Felix and Maria studied at MITC, while their father, Victor, continued to minister in their hometown of Mogoñe. Meanwhile, Jim McCarty was introduced to the Springs of Grace family through the summer intern program, then through “preacher school,” and after one week-long trip to MITC one spring, he decided to spend the next summer working there and eventually married Maria Castañon before starting medical school in Puebla, Mexico. Felix and Victor continued to labor in Mogoñe while Jim and Maria lived in Puebla through medical school and residency; now the entire family ministers together in Mogoñe and the surrounding region.
Victor leads the ministry, overseeing all preacher training and church work in the Mixe region. He also diligently continues to work on translating the Scriptures into the Mixe language. Felix is the main preacher for the church in Mogoñe, and he leads the youth choir; he also partners with his father in preacher training and providing leadership to the churches in the region.
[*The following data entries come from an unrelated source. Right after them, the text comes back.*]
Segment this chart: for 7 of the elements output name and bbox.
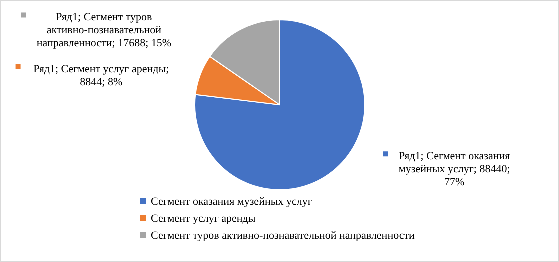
pie-slice	[194, 20, 366, 190]
legend-label: Сегмент туров активно-познавательной направленности	[151, 230, 416, 242]
data-label: Ряд1; Сегмент оказания музейных услуг; 88440; 77%	[398, 150, 510, 189]
data-label: Ряд1; Сегмент туров активно-познавательной направленности; 17688; 15%	[36, 12, 172, 50]
legend-label: Сегмент услуг аренды	[151, 213, 256, 225]
data-label: Ряд1; Сегмент услуг аренды; 8844; 8%	[34, 63, 170, 88]
legend-label: Сегмент оказания музейных услуг	[151, 196, 313, 208]
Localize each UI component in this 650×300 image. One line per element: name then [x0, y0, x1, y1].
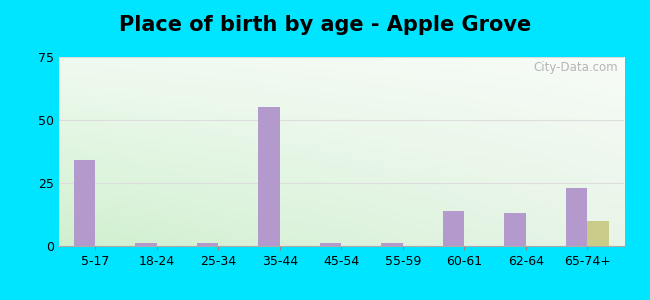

Jim’s primary work is his medical clinic, where he serves as the first and only resident physician for miles around. A gifted Bible teacher, he also joins Victor and Felix on missionary trips to provide medical care but also to assist in the proclamation of the gospel to the indigenous people.
Regina, Enedina, and Maria minister to the women and children in various way: the churches remain primarily female, though God has saved many men as well and is raising them up as leaders in the churches and their larger communities.